Long term prospects look good here. Traffic between U.S. and Mexico will most likely only increase as manufacturers use lower cost labor south of the border. In Mexico, KSU serves several of the ports which have global goods coming and going. One other international bonus: KSU owns 50% of the Panama Canal Railway which has ocean to ocean service and is a good alternative to shipping through the ever more congested Panama Canal.
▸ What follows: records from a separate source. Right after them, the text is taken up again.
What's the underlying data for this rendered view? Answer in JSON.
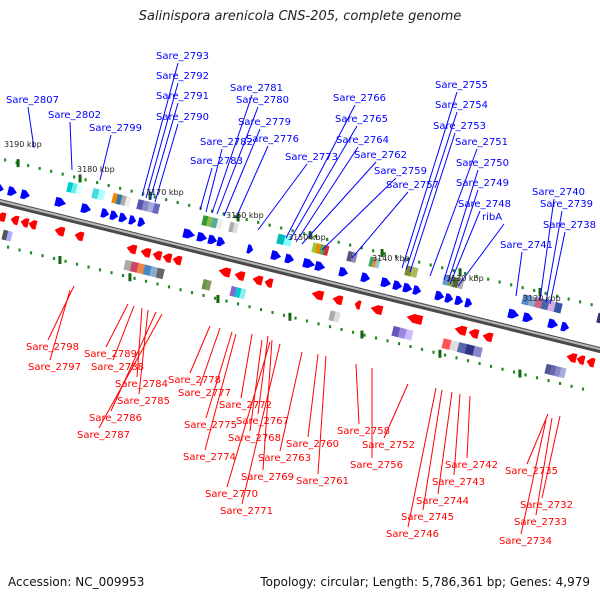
{
  "title": "Salinispora arenicola CNS-205, complete genome",
  "footer": {
    "accession": "Accession: NC_009953",
    "summary": "Topology: circular; Length: 5,786,361 bp; Genes: 4,979"
  },
  "colors": {
    "forward": "#0000ff",
    "reverse": "#ff0000",
    "backbone": "#888888",
    "tick": "#228822"
  },
  "ruler_labels": [
    "3190 kbp",
    "3180 kbp",
    "3170 kbp",
    "3160 kbp",
    "3150 kbp",
    "3140 kbp",
    "3130 kbp",
    "3120 kbp"
  ],
  "forward_labels": [
    "Sare_2807",
    "Sare_2802",
    "Sare_2799",
    "Sare_2793",
    "Sare_2792",
    "Sare_2791",
    "Sare_2790",
    "Sare_2783",
    "Sare_2782",
    "Sare_2781",
    "Sare_2780",
    "Sare_2779",
    "Sare_2776",
    "Sare_2773",
    "Sare_2766",
    "Sare_2765",
    "Sare_2764",
    "Sare_2762",
    "Sare_2759",
    "Sare_2757",
    "Sare_2755",
    "Sare_2754",
    "Sare_2753",
    "Sare_2751",
    "Sare_2750",
    "Sare_2749",
    "Sare_2748",
    "ribA",
    "Sare_2741",
    "Sare_2740",
    "Sare_2739",
    "Sare_2738"
  ],
  "reverse_labels": [
    "Sare_2798",
    "Sare_2797",
    "Sare_2789",
    "Sare_2788",
    "Sare_2784",
    "Sare_2785",
    "Sare_2786",
    "Sare_2787",
    "Sare_2778",
    "Sare_2777",
    "Sare_2775",
    "Sare_2774",
    "Sare_2772",
    "Sare_2767",
    "Sare_2768",
    "Sare_2769",
    "Sare_2770",
    "Sare_2771",
    "Sare_2763",
    "Sare_2760",
    "Sare_2761",
    "Sare_2758",
    "Sare_2756",
    "Sare_2752",
    "Sare_2742",
    "Sare_2743",
    "Sare_2744",
    "Sare_2745",
    "Sare_2746",
    "Sare_2735",
    "Sare_2732",
    "Sare_2733",
    "Sare_2734"
  ]
}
The stock has benefited from all this good news, going from $12.60 in 2004 to its current all time high of $33.60 as of this writing. Investors like this story and have bid up the stock accordingly. The P/E ratio of 47 is comparatively reasonable when looking at past years when it traded as much as 50 times earnings (2005) or 72 times earnings (2003). Other numbers to consider: current assets are about 70% of current liabilities. Return on Equity has been improving: 6% in 2006, expected to be 8% this year and 9% in 2008. The Net profit margin is also improving. In 2005 it was 2%. In 2006, 6.3%. This year look for 7.6% and next year 8.9%.
Check out KSU if you're looking for an international stock or a railroad stock. It has much more to the story that may or may not make it enticing. Just remember it's already trading at a P/E much higher than most stocks with earnings.
The Good: Great earnings growth expected. The Bad: The stock has tripled in 3 years. The Ugly: It's trading at a very high P/E.